Comme il l’avait annoncé, le président déjà sortant gouverne dans la concertation, c’est-à-dire en prenant soin de ne rien enlever aux privilèges catégoriels et individuels et en laissant divers lobbies lui dicter sa politique : il est faible avec les banques, faible avec les Allemands, faible avec l’idéologie des sociologues de gauche (pléonasme), du magazine Elle et d’Harlem Désir (triple pléonasme), faible avec les syndicats (quadruple pléonasme), faible avec les barons locaux (quintuple). Il est le roitelet d’Ile-de-France à la main de vassaux plus puissants que lui.

Place au cauchemar fiscal

Cela lui convient : comme il est mou, incompétent et inexpérimenté, François Hollande ne peut décemment faire confiance à son propre jugement. Donc il laisse faire et ménage sa bonhomie, rétablissant, par exemple, la durée de ses déjeuners à 1 h 30, là où son prédécesseur l’avait réduite à 1 heure. On ne va pas lui reprocher de profiter des merveilles qui vieillissent dans les caves du palais de l’Élysée (sauf que, du coup, il grossit et semble dégouliner par-dessus les cols pelle à tarte de ses chemises comme un soufflé qui déborde). Lui qui a vécu, depuis ses plus jeunes années, avec le confort que procurent la sécurité de l’emploi et les salaires confortables de la haute fonction publique ne sait rien de l’anxiété du patron indépendant ou de l’angoisse de la mère de famille. Dès lors, il n’a aucun scrupule à mettre tranquillement en place un cauchemar fiscal, et ne dort pas moins bien quand il sait que la spoliation généralisée qu’il installe, au-delà de l’atteinte manifeste à une bonne partie des libertés constitutionnellement garanties qu’elle implique, se solde par des faillites en série, des ambitions tuées dans l’oeuf, des maisons de famille vendues, des espoirs déçus, j’en passe. M. Hollande aime l’impôt, prononce le terme avec gourmandise et, sous le couvert d’une justice sociale, exproprie une France qu’il exècre du peu qu’il lui restait. Il lui retire ses biens, évidemment, le plus possible, mais aussi son modèle familial, son lien historique avec l’Église, le cadre de vie qu’elle aimait, l’éducation qu’elle aurait voulu que ses enfants reçoivent, une idée qu’elle se faisait de son pays, qu’elle aurait bien aimé continuer à voir grand, et non vautrée là où la gauche engraissée l’y enfonce entre deux visites d’associations subventionnées, c’est-à-dire dans la médiocrité.

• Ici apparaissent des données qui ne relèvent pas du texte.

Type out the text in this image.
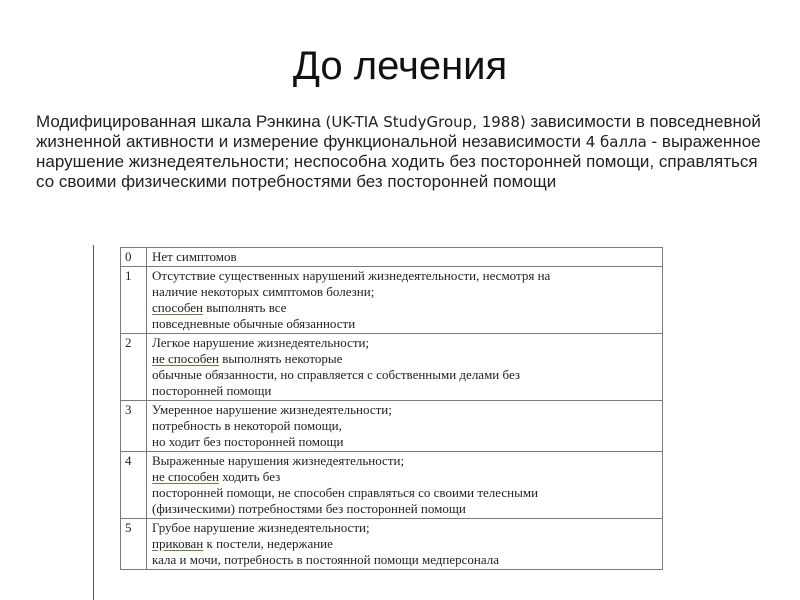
До лечения
Модифицированная шкала Рэнкина (UK-TIA StudyGroup, 1988) зависимости в повседневной жизненной активности и измерение функциональной независимости 4 балла - выраженное нарушение жизнедеятельности; неспособна ходить без посторонней помощи, справляться со своими физическими потребностями без посторонней помощи
0	Нет симптомов

1	Отсутствие существенных нарушений жизнедеятельности, несмотря на
наличие некоторых симптомов болезни;
способен выполнять все
повседневные обычные обязанности

2	Легкое нарушение жизнедеятельности;
не способен выполнять некоторые
обычные обязанности, но справляется с собственными делами без
посторонней помощи

3	Умеренное нарушение жизнедеятельности;
потребность в некоторой помощи,
но ходит без посторонней помощи

4	Выраженные нарушения жизнедеятельности;
не способен ходить без
посторонней помощи, не способен справляться со своими телесными
(физическими) потребностями без посторонней помощи

5	Грубое нарушение жизнедеятельности;
прикован к постели, недержание
кала и мочи, потребность в постоянной помощи медперсонала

On pourrait songer à faire une nouvelle révolution

Il faut que le peuple français soit bien ramolli pour ne pas se lever en masse contre ces coups, quotidiens, permanents, à sa liberté, à sa dignité, à son histoire. Il faut dire qu’on met désormais les plus lucides sous antidépresseurs : si les cinq millions de personnes ainsi maintenues au calme marchaient sur l’Assemblée nationale, je ne donne pas cher de la peau des parlementaires. L’on sait, aussi, que le RMI, inventé par M. Fragonard, auquel le gouvernement a récemment demandé de réfléchir à de nouveaux impôts (sur les allocations familiales, en l’occurrence : il faut être socialiste pour songer à fiscaliser des allocations), transformé en RSA par M. Hirsch (issu d’une famille aux trois générations de fonctionnaires), a été conçu non par souci de solidarité, mais pour éviter d’éventuels troubles à l’ordre public qu’auraient pu causer les plus révoltés. On donne à ceux qui pourraient songer à faire une nouvelle révolution juste ce qu’il faut pour les abrutir, quelques miettes pour s’acheter de la malbouffe et de la sérotonine artificielle. Voilà ce qu’il reste, grâce à l’énarchie socialiste, du peuple qui jadis dictait au monde la marche à suivre.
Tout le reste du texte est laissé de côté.